Section of Reproductive Endocrinology, Infertility and Genetics, Department of OB/GYN, Medical College of Georgia, Georgia Regents University, Augusta, GA 30912, United States.

出版信息

Mol Cell Endocrinol. 2014 Aug 5;393(1-2):1-7. doi: 10.1016/j.mce.2014.05.006. Epub 2014 Jun 4.
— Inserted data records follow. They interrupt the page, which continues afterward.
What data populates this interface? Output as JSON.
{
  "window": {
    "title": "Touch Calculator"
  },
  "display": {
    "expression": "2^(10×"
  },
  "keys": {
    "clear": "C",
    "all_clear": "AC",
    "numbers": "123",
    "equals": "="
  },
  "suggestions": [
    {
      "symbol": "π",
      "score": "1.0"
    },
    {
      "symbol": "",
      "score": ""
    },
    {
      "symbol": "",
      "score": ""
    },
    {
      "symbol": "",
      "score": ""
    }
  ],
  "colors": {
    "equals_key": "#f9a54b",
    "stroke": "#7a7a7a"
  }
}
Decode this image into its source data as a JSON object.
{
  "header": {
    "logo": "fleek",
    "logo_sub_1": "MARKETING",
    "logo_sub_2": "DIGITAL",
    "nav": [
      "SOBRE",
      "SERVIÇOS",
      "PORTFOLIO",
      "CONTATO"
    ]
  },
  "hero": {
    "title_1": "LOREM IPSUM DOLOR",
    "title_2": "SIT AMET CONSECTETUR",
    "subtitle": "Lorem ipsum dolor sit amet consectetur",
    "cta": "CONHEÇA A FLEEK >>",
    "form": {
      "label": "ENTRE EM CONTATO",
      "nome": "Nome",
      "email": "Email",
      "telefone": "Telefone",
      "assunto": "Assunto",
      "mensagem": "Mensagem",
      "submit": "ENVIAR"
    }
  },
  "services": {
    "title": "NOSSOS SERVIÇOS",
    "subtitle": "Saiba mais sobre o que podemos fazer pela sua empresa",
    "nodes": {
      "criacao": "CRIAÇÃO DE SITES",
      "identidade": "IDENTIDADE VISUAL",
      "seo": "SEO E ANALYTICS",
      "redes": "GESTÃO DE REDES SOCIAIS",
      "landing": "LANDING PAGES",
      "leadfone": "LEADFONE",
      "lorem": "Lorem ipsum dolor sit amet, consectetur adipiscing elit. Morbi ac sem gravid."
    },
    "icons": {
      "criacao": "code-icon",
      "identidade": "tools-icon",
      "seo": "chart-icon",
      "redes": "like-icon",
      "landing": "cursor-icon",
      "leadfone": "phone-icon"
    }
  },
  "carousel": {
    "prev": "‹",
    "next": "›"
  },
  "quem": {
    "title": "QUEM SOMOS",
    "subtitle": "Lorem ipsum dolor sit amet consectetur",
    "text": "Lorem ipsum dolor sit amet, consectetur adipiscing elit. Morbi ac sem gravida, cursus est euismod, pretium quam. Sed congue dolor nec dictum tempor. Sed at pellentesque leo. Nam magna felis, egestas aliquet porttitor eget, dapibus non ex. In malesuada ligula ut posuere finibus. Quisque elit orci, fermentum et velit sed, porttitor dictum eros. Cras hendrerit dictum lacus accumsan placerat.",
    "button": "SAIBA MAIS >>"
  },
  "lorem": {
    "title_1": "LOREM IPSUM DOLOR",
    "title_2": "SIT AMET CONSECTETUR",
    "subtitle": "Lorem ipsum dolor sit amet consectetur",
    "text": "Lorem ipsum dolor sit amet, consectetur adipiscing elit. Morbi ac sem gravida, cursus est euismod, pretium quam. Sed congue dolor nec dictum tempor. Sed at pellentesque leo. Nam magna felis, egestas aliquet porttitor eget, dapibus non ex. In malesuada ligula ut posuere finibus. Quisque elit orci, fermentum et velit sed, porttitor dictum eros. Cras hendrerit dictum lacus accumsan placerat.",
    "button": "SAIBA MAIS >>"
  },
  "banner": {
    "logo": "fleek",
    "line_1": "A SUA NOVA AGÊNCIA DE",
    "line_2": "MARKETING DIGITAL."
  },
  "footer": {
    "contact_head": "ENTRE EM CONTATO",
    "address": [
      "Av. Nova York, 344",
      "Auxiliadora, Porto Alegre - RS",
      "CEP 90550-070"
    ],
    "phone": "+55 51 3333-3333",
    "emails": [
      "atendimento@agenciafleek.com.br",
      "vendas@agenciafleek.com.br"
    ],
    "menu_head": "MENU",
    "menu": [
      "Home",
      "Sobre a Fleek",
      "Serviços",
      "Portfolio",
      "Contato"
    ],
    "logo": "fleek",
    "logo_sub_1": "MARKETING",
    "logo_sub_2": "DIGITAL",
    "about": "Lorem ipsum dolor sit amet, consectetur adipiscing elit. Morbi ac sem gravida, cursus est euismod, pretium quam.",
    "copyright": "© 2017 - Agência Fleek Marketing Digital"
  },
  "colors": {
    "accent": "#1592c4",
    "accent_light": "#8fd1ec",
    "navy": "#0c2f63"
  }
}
DOI:10.1016/j.mce.2014.05.006
PMID:24907458
原文链接:https://pmc.ncbi.nlm.nih.gov/articles/PMC4332518/
Abstract

BACKGROUND

46,XY sex reversal is a rare disorder and familial cases are even more rare. The purpose of the present study was to determine the molecular basis for a family with three affected siblings who had 46,XY sex reversal.

METHODS

DNA was extracted from three females with 46,XY sex reversal, two normal sisters, and both unaffected parents. All protein coding exons of the SRY and NR5A1 genes were subjected to PCR-based DNA sequencing. In addition, array comparative genomic hybridization was performed on DNA from all seven family members. A deletion was confirmed using quantitative polymerase chain reaction. Expression of SOX9 gene was quantified using reverse transcriptase polymerase chain reaction.

RESULTS

A 349kb heterozygous deletion located 353kb upstream of the SOX9 gene on the long arm of chromosome 17 was discovered in the father and three affected siblings, but not in the mother. The expression of SOX9 was significantly decreased in the affected siblings. Two of three affected sisters had gonadoblastomas.

CONCLUSION

This is the first report of 46,XY sex reversal in three siblings who have a paternally inherited deletion upstream of SOX9 associated with reduced SOX9 mRNA expression.

摘要

背景

46,XY性反转是一种罕见的疾病,家族性病例更为罕见。本研究的目的是确定一个有三名患46,XY性反转的患病兄弟姐妹的家庭的分子基础。

方法

从三名患有46,XY性反转的女性、两名正常姐妹以及父母双方提取DNA。对SRY和NR5A1基因的所有蛋白质编码外显子进行基于PCR的DNA测序。此外,对所有七名家庭成员的DNA进行阵列比较基因组杂交。使用定量聚合酶链反应确认缺失。使用逆转录聚合酶链反应定量SOX9基因的表达。

结果

在父亲和三名患病兄弟姐妹中发现了位于17号染色体长臂上SOX9基因上游353kb处的一个349kb杂合缺失,但母亲中未发现。患病兄弟姐妹中SOX9的表达显著降低。三名患病姐妹中有两名患有性腺母细胞瘤。

结论

这是首次报道三名兄弟姐妹发生46,XY性反转,其父亲遗传了SOX9上游的缺失,且与SOX9 mRNA表达降低有关。